E no que diz respeito à solução italiana, Teodora Cardoso lembra que esta “requer que os bancos com lucros financiem este fundo que ajudará a recapitalizar os bancos em dificuldades". "O problema é que cá a rendibilidade é baixa por todo o lado. Não vejo os bancos bons que pudessem substituir o Estado no financiamento deste banco mau", afirmou.

Também esta sexta-feira, o responsável máximo de um dos principais bancos portugueses mostrou pouco entusiasmo pelo projecto. "Daquilo que entendo parece-me que não será um projecto do interesse do BPI. É para um banco que tenha muitos activos problemáticos e que não estão convenientemente provisionados, o BPI não está nessa situação, não tem necessidade de participar no processo", começou por dizer Fernando Ulrich. O presidente do BPI acrescentou ainda que “se der benefícios aos bancos, o BPI quererá beneficiar, mas se é para resolver problemas, não tem interesse".

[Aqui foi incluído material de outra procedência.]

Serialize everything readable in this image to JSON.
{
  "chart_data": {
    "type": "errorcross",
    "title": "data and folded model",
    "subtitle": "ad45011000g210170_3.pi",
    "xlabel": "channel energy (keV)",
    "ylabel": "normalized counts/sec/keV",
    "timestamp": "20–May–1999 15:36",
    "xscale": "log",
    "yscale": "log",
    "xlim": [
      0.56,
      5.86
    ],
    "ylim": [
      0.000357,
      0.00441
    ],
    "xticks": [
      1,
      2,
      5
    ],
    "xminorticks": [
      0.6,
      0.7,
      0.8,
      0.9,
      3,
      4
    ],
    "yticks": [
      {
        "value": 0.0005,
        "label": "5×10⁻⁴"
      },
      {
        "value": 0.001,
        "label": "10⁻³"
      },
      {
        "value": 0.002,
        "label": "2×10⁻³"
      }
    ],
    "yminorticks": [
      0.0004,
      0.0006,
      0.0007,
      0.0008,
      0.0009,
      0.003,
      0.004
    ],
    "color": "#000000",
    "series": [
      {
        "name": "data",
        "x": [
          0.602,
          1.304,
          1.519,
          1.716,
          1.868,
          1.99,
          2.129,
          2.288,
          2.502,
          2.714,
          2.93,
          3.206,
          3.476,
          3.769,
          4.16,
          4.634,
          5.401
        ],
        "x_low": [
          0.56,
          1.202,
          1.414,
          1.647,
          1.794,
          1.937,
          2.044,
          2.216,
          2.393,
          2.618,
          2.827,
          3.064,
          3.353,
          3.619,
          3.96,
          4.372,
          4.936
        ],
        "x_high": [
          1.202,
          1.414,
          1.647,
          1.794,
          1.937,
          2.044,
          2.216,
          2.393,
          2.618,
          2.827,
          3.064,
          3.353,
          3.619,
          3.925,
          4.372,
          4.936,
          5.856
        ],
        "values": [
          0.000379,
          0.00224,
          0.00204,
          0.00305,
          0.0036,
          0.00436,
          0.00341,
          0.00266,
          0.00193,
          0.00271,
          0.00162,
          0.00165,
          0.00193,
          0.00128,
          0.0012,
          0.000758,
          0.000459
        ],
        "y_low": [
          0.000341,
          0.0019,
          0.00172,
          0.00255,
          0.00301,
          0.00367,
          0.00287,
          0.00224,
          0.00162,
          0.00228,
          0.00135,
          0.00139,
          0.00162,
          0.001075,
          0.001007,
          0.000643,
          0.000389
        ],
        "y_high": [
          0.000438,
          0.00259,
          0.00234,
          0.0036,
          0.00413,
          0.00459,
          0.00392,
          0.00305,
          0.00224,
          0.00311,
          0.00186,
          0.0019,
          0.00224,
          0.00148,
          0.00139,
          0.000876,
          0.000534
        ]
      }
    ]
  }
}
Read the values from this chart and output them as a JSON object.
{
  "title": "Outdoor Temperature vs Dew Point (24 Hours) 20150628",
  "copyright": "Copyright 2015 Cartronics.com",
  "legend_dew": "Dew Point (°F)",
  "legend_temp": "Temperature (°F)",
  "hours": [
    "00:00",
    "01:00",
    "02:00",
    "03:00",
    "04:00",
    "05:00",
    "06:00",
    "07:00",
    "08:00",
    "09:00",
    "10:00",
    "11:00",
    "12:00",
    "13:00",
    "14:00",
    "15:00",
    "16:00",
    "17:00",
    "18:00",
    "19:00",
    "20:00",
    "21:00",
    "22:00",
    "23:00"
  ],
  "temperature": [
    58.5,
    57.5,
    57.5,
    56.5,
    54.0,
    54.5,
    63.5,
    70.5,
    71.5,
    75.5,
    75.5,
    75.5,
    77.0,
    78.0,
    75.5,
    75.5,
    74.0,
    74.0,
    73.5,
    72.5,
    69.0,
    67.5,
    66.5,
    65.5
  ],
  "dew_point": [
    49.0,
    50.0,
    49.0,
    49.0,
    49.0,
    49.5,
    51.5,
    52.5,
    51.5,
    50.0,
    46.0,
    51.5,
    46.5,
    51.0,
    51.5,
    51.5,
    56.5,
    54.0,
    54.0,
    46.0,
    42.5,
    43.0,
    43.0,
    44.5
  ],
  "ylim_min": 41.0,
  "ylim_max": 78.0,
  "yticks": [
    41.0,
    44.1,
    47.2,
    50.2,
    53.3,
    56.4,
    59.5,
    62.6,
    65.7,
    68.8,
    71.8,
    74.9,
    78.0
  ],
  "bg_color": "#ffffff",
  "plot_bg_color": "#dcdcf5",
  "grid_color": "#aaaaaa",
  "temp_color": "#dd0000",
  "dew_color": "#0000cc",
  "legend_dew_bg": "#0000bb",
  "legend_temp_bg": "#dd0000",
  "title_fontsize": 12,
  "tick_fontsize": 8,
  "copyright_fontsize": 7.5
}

Apesar destas dúvidas, António Costa disse esta sexta-feira no parlamento que a solução do problema do crédito malparado na banca portuguesa pode ser encontrada já em Junho. O primeiro-ministro disse que esta "não passa necessariamente por um banco mau” e que “há várias soluções possíveis".

O problema do crédito malparado acumulado na banca portuguesa é visto como um dos principais entraves a que as empresas portuguesas possam obter, a um preço razoável, os empréstimos de que precisam para investir. De acordo com os dados do FMI, entre os países da chamada periferia europeia, Grécia e Irlanda eram de longe os países que registavam no final de 2014 um maior peso do crédito malparado no total dos empréstimos concedidos.

Portugal, com um nível próximo dos 12%, surgia um pouco abaixo da Itália, mas acima da Espanha. Entre estes países, apenas a Itália e Portugal é que registaram em 2014 um agravamento deste indicador. 

Em Portugal, à semelhança do que acontece noutros países, a maioria do crédito malparado a empresas encontra-se no sector da construção e imobiliário.